Order stars¶
AMath 586, Spring Quarter 2019 at the University of Washington. For other notebooks, see Index.html or the Index of all notebooks on Github.
Plot the region of relative stability, also called the order star, for various 1-step methods.
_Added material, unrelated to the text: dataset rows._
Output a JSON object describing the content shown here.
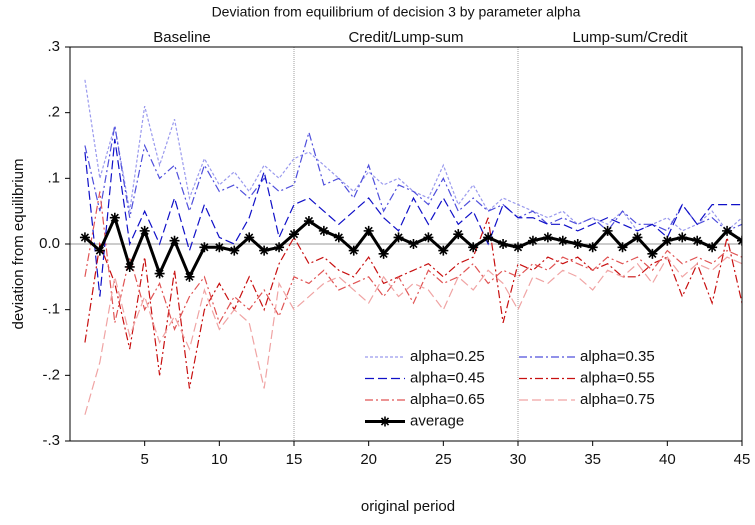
{
  "chart_data": {
    "type": "line",
    "title": "Deviation from equilibrium of decision 3 by parameter alpha",
    "xlabel": "original period",
    "ylabel": "deviation from equilibrium",
    "sections": [
      "Baseline",
      "Credit/Lump-sum",
      "Lump-sum/Credit"
    ],
    "dividers": [
      15,
      30
    ],
    "x": [
      1,
      2,
      3,
      4,
      5,
      6,
      7,
      8,
      9,
      10,
      11,
      12,
      13,
      14,
      15,
      16,
      17,
      18,
      19,
      20,
      21,
      22,
      23,
      24,
      25,
      26,
      27,
      28,
      29,
      30,
      31,
      32,
      33,
      34,
      35,
      36,
      37,
      38,
      39,
      40,
      41,
      42,
      43,
      44,
      45
    ],
    "xlim": [
      0,
      45
    ],
    "xticks": [
      5,
      10,
      15,
      20,
      25,
      30,
      35,
      40,
      45
    ],
    "ylim": [
      -0.3,
      0.3
    ],
    "yticks": [
      {
        "value": 0.3,
        "label": ".3"
      },
      {
        "value": 0.2,
        "label": ".2"
      },
      {
        "value": 0.1,
        "label": ".1"
      },
      {
        "value": 0,
        "label": "0.0"
      },
      {
        "value": -0.1,
        "label": "-.1"
      },
      {
        "value": -0.2,
        "label": "-.2"
      },
      {
        "value": -0.3,
        "label": "-.3"
      }
    ],
    "legend": "lower right",
    "series": [
      {
        "name": "alpha=0.25",
        "color": "#9a9aee",
        "line_style": "dotted",
        "values": [
          0.25,
          0.1,
          0.18,
          0.05,
          0.21,
          0.12,
          0.19,
          0.07,
          0.13,
          0.09,
          0.11,
          0.08,
          0.12,
          0.1,
          0.13,
          0.14,
          0.12,
          0.1,
          0.08,
          0.11,
          0.09,
          0.1,
          0.08,
          0.07,
          0.12,
          0.06,
          0.09,
          0.05,
          0.07,
          0.06,
          0.05,
          0.04,
          0.05,
          0.03,
          0.04,
          0.03,
          0.05,
          0.02,
          0.03,
          0.04,
          0.02,
          0.03,
          0.05,
          0.02,
          0.04
        ]
      },
      {
        "name": "alpha=0.35",
        "color": "#4f4fdc",
        "line_style": "dashdot",
        "values": [
          0.15,
          0.05,
          0.18,
          0.04,
          0.15,
          0.1,
          0.12,
          0.05,
          0.12,
          0.08,
          0.09,
          0.07,
          0.1,
          0.08,
          0.09,
          0.17,
          0.09,
          0.1,
          0.07,
          0.12,
          0.05,
          0.09,
          0.08,
          0.06,
          0.1,
          0.05,
          0.07,
          0.05,
          0.06,
          0.04,
          0.05,
          0.03,
          0.04,
          0.03,
          0.04,
          0.02,
          0.05,
          0.03,
          0.03,
          0.02,
          0.06,
          0.03,
          0.04,
          0.02,
          0.03
        ]
      },
      {
        "name": "alpha=0.45",
        "color": "#1010c8",
        "line_style": "dashed",
        "values": [
          0.14,
          -0.08,
          0.16,
          0.0,
          0.05,
          0.0,
          0.07,
          -0.01,
          0.06,
          0.01,
          0.0,
          0.04,
          0.11,
          0.01,
          0.06,
          0.07,
          0.05,
          0.03,
          0.05,
          0.07,
          0.04,
          0.02,
          0.07,
          0.03,
          0.07,
          0.03,
          0.05,
          0.0,
          0.06,
          0.04,
          0.04,
          0.03,
          0.03,
          0.02,
          0.03,
          0.04,
          0.03,
          0.02,
          0.03,
          0.01,
          0.06,
          0.03,
          0.06,
          0.06,
          0.06
        ]
      },
      {
        "name": "alpha=0.55",
        "color": "#c81010",
        "line_style": "dashdot",
        "values": [
          -0.15,
          0.0,
          -0.06,
          -0.16,
          -0.02,
          -0.2,
          -0.04,
          -0.22,
          -0.1,
          -0.06,
          -0.1,
          -0.05,
          -0.1,
          -0.03,
          0.01,
          -0.03,
          -0.02,
          -0.04,
          -0.05,
          -0.02,
          -0.06,
          -0.05,
          -0.04,
          -0.03,
          -0.05,
          -0.03,
          -0.02,
          0.04,
          -0.12,
          -0.03,
          -0.04,
          -0.02,
          -0.03,
          -0.02,
          -0.04,
          -0.03,
          -0.05,
          -0.05,
          -0.03,
          -0.02,
          -0.08,
          -0.03,
          -0.09,
          0.01,
          -0.09
        ]
      },
      {
        "name": "alpha=0.65",
        "color": "#e05454",
        "line_style": "dashdot",
        "values": [
          -0.05,
          0.08,
          -0.12,
          -0.02,
          -0.1,
          -0.06,
          -0.13,
          -0.08,
          -0.05,
          -0.12,
          -0.08,
          -0.1,
          -0.07,
          -0.11,
          -0.05,
          -0.06,
          -0.04,
          -0.07,
          -0.06,
          -0.05,
          -0.08,
          -0.05,
          -0.09,
          -0.04,
          -0.06,
          -0.05,
          -0.03,
          -0.06,
          -0.04,
          -0.05,
          -0.03,
          -0.04,
          -0.02,
          -0.03,
          -0.04,
          -0.02,
          -0.03,
          -0.02,
          -0.04,
          -0.01,
          -0.03,
          -0.02,
          -0.03,
          -0.01,
          -0.02
        ]
      },
      {
        "name": "alpha=0.75",
        "color": "#f0a4a4",
        "line_style": "dashed",
        "values": [
          -0.26,
          -0.18,
          -0.05,
          -0.14,
          -0.08,
          -0.15,
          -0.11,
          -0.16,
          -0.07,
          -0.13,
          -0.1,
          -0.12,
          -0.22,
          -0.06,
          -0.1,
          -0.08,
          -0.06,
          -0.05,
          -0.07,
          -0.09,
          -0.05,
          -0.08,
          -0.06,
          -0.07,
          -0.1,
          -0.05,
          -0.07,
          -0.04,
          -0.06,
          -0.1,
          -0.05,
          -0.06,
          -0.04,
          -0.05,
          -0.07,
          -0.04,
          -0.05,
          -0.03,
          -0.06,
          -0.02,
          -0.05,
          -0.03,
          -0.04,
          -0.02,
          -0.03
        ]
      },
      {
        "name": "average",
        "color": "#000000",
        "line_style": "solid",
        "marker": "asterisk",
        "values": [
          0.01,
          -0.01,
          0.04,
          -0.035,
          0.02,
          -0.045,
          0.005,
          -0.05,
          -0.005,
          -0.005,
          -0.01,
          0.01,
          -0.01,
          -0.005,
          0.015,
          0.035,
          0.02,
          0.01,
          -0.01,
          0.02,
          -0.015,
          0.01,
          0.0,
          0.01,
          -0.01,
          0.015,
          -0.005,
          0.01,
          0.0,
          -0.005,
          0.005,
          0.01,
          0.005,
          0.0,
          -0.005,
          0.02,
          -0.005,
          0.01,
          -0.015,
          0.005,
          0.01,
          0.005,
          -0.005,
          0.02,
          0.005
        ]
      }
    ]
  }
}
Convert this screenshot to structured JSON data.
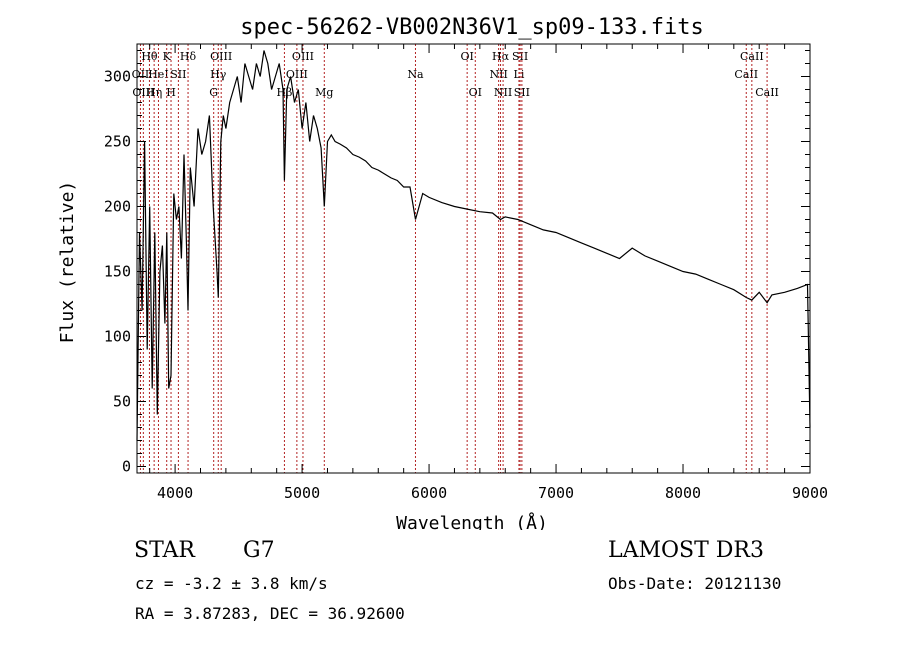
{
  "chart_data": {
    "type": "line",
    "title": "spec-56262-VB002N36V1_sp09-133.fits",
    "xlabel": "Wavelength (Å)",
    "ylabel": "Flux (relative)",
    "xlim": [
      3700,
      9000
    ],
    "ylim": [
      -5,
      325
    ],
    "xticks": [
      4000,
      5000,
      6000,
      7000,
      8000,
      9000
    ],
    "yticks": [
      0,
      50,
      100,
      150,
      200,
      250,
      300
    ],
    "xtick_labels": [
      "4000",
      "5000",
      "6000",
      "7000",
      "8000",
      "9000"
    ],
    "ytick_labels": [
      "0",
      "50",
      "100",
      "150",
      "200",
      "250",
      "300"
    ],
    "series": [
      {
        "name": "flux",
        "x": [
          3700,
          3720,
          3740,
          3760,
          3780,
          3800,
          3820,
          3840,
          3860,
          3880,
          3900,
          3920,
          3935,
          3950,
          3968,
          3990,
          4010,
          4030,
          4050,
          4070,
          4090,
          4102,
          4120,
          4150,
          4180,
          4210,
          4240,
          4270,
          4300,
          4330,
          4340,
          4360,
          4380,
          4400,
          4430,
          4460,
          4490,
          4520,
          4550,
          4580,
          4610,
          4640,
          4670,
          4700,
          4730,
          4760,
          4790,
          4820,
          4850,
          4861,
          4880,
          4910,
          4940,
          4970,
          5000,
          5030,
          5060,
          5090,
          5120,
          5150,
          5175,
          5200,
          5230,
          5260,
          5300,
          5350,
          5400,
          5450,
          5500,
          5550,
          5600,
          5650,
          5700,
          5750,
          5800,
          5850,
          5893,
          5950,
          6000,
          6100,
          6200,
          6300,
          6400,
          6500,
          6563,
          6600,
          6700,
          6800,
          6900,
          7000,
          7100,
          7200,
          7300,
          7400,
          7500,
          7600,
          7700,
          7800,
          7900,
          8000,
          8100,
          8200,
          8300,
          8400,
          8498,
          8542,
          8600,
          8662,
          8700,
          8800,
          8900,
          8980,
          9000
        ],
        "y": [
          20,
          180,
          120,
          250,
          90,
          200,
          60,
          180,
          40,
          150,
          170,
          110,
          180,
          60,
          70,
          210,
          190,
          200,
          160,
          240,
          170,
          120,
          230,
          200,
          260,
          240,
          250,
          270,
          200,
          150,
          130,
          250,
          270,
          260,
          280,
          290,
          300,
          280,
          310,
          300,
          290,
          310,
          300,
          320,
          310,
          290,
          300,
          310,
          290,
          220,
          290,
          300,
          280,
          290,
          260,
          280,
          250,
          270,
          260,
          245,
          200,
          250,
          255,
          250,
          248,
          245,
          240,
          238,
          235,
          230,
          228,
          225,
          222,
          220,
          215,
          215,
          190,
          210,
          207,
          203,
          200,
          198,
          196,
          195,
          190,
          192,
          190,
          186,
          182,
          180,
          176,
          172,
          168,
          164,
          160,
          168,
          162,
          158,
          154,
          150,
          148,
          144,
          140,
          136,
          130,
          128,
          134,
          126,
          132,
          134,
          137,
          140,
          30
        ]
      }
    ],
    "lines": [
      {
        "wavelength": 3727,
        "label": "OII",
        "row": 1
      },
      {
        "wavelength": 3750,
        "label": "OIII",
        "row": 2
      },
      {
        "wavelength": 3798,
        "label": "Hθ",
        "row": 0
      },
      {
        "wavelength": 3835,
        "label": "Hη",
        "row": 2
      },
      {
        "wavelength": 3869,
        "label": "HeI",
        "row": 1
      },
      {
        "wavelength": 3934,
        "label": "K",
        "row": 0
      },
      {
        "wavelength": 3968,
        "label": "H",
        "row": 2
      },
      {
        "wavelength": 4026,
        "label": "SII",
        "row": 1
      },
      {
        "wavelength": 4102,
        "label": "Hδ",
        "row": 0
      },
      {
        "wavelength": 4304,
        "label": "G",
        "row": 2
      },
      {
        "wavelength": 4340,
        "label": "Hγ",
        "row": 1
      },
      {
        "wavelength": 4363,
        "label": "OIII",
        "row": 0
      },
      {
        "wavelength": 4861,
        "label": "Hβ",
        "row": 2
      },
      {
        "wavelength": 4959,
        "label": "OIII",
        "row": 1
      },
      {
        "wavelength": 5007,
        "label": "OIII",
        "row": 0
      },
      {
        "wavelength": 5175,
        "label": "Mg",
        "row": 2
      },
      {
        "wavelength": 5893,
        "label": "Na",
        "row": 1
      },
      {
        "wavelength": 6300,
        "label": "OI",
        "row": 0
      },
      {
        "wavelength": 6364,
        "label": "OI",
        "row": 2
      },
      {
        "wavelength": 6548,
        "label": "NII",
        "row": 1
      },
      {
        "wavelength": 6563,
        "label": "Hα",
        "row": 0
      },
      {
        "wavelength": 6583,
        "label": "NII",
        "row": 2
      },
      {
        "wavelength": 6708,
        "label": "Li",
        "row": 1
      },
      {
        "wavelength": 6717,
        "label": "SII",
        "row": 0
      },
      {
        "wavelength": 6731,
        "label": "SII",
        "row": 2
      },
      {
        "wavelength": 8498,
        "label": "CaII",
        "row": 1
      },
      {
        "wavelength": 8542,
        "label": "CaII",
        "row": 0
      },
      {
        "wavelength": 8662,
        "label": "CaII",
        "row": 2
      }
    ]
  },
  "info": {
    "object_type": "STAR",
    "spectral_class": "G7",
    "survey": "LAMOST DR3",
    "cz": "cz = -3.2 ± 3.8 km/s",
    "obs_date": "Obs-Date: 20121130",
    "ra_dec": "RA =   3.87283, DEC =  36.92600"
  },
  "colors": {
    "axis": "#000000",
    "spectrum": "#000000",
    "line_markers": "#b22222"
  }
}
The general approach is to apply the method to $u' = \lambda u$ with time step $k$ to obtain $U^{n+1} = R(z) U^n$, where $R(z)$ is a rational function of $z=k\lambda$ (a polynomial for an explicit method). Then evaluate $|R(z)/e^z|$ on a grid of points in the complex plane and do a filled contour plot that shows the regions where $|R(z)/e^z| \leq 1$.
%pylab inline
seterr(divide='ignore', invalid='ignore') # suppress divide by zero warnings
from ipywidgets import interact
def plotOS(R, axisbox = [-10, 10, -10, 10], npts=500):
"""
Compute |R(z)| over a fine grid on the region specified by axisbox
and do a contour plot to show the region of absolute stability.
"""
xa, xb, ya, yb = axisbox
x = linspace(xa,xb,npts)
y = linspace(ya,yb,npts)
X,Y = meshgrid(x,y)
Z = X + 1j*Y
Rval = R(Z)
Rrel = abs(Rval / exp(Z))
# plot interior, exterior, as green and white:
levels = [-1e9,1,1e9]
CS1 = contourf(X, Y, Rrel, levels, colors = ('g', 'w'))
# plot boundary as a black curve:
CS2 = contour(X, Y, Rrel, [1,], colors = ('k',), linewidths = (2,))
title('Order Star')
grid(True)
plot([xa,xb],[0,0],'k') # x-axis
plot([0,0],[ya,yb],'k') # y-axis
axis('scaled') # scale x and y same so that circles are circular
axis(axisbox) # set limits
R = lambda z: 1+z
plotOS(R, axisbox=[-5,5,-5,5])
Theta method¶
def plotOS_theta(theta):
R = lambda z: (1. + (1-theta)*z) / (1-theta*z)
figure(figsize=(6,6))
plotOS(R, npts=200) # use fewer points so interact works well
title("Order star for theta-method with theta = %4.2f" % theta)
For $\theta=1/2$ this is the Trapezoid method, which is second order accurate, and so the order star has 3 sectors inside the region of relative stability near $z=0$:
plotOS_theta(0.5)
For all other $\theta$, the method is only first order accurate and there are only 2 sectors inside/outside the order star near $z=0$:
interact(plotOS_theta, theta=(0,1,.1));
Taylor series methods¶
For this class of methods we can easily increase the order and observe how the structure near the origin varies:
def plotOS_TS(r):
def R(z):
# return Rz = 1 + z + 0.5z^2 + ... + (1/r!) z^r
Rz = 1.
term = 1.
for j in range(1,r+1):
term = term * z/float(j)
Rz = Rz + term
return Rz
figure(figsize=(6,6))
plotOS(R, npts=300)
title('Taylor series method r = %i' % r)
interact(plotOS_TS, r=(1,20,1));
Note that the way this computation is done it is subject to a lot of cancellation near $z=0$, so plots above do not look correct in this region, particularly for $r>15$ or so -- there should be $r+1$ green sectors and $r+1$ white sectors approaching the origin.
Here's a better version for the particular case of high-degree Taylor series methods:
def plotOS_TS(r):
def R(z):
# return Rz = 1 + z + 0.5z^2 + ... + (1/r!) z^r
from math import factorial
Rz = 1.
term = 1.
for j in range(1,r+1):
term = term * z/float(j)
Rz = Rz + term
# for small z when r is large,
# it's better to compute the remainder
remainder = 0.
term = 1./factorial(r)
for j in range(r+1, 2*r):
term = term * z/float(j)
remainder = remainder + term
remainder *= z**r
# Define this so that contours of |R(z)/exp(z)| = 1
# look right near origin:
Rz_smallz = where(real(remainder/exp(z))>0., 0.5*exp(z), 2*exp(z))
Rz = where(abs(z**(r+1)/factorial(r+1)) > 1e-10, Rz, Rz_smallz)
return Rz
figure(figsize=(6,6))
plotOS(R, npts=500)
title('Taylor series method r = %i' % r)
interact(plotOS_TS, r=(1,30,1));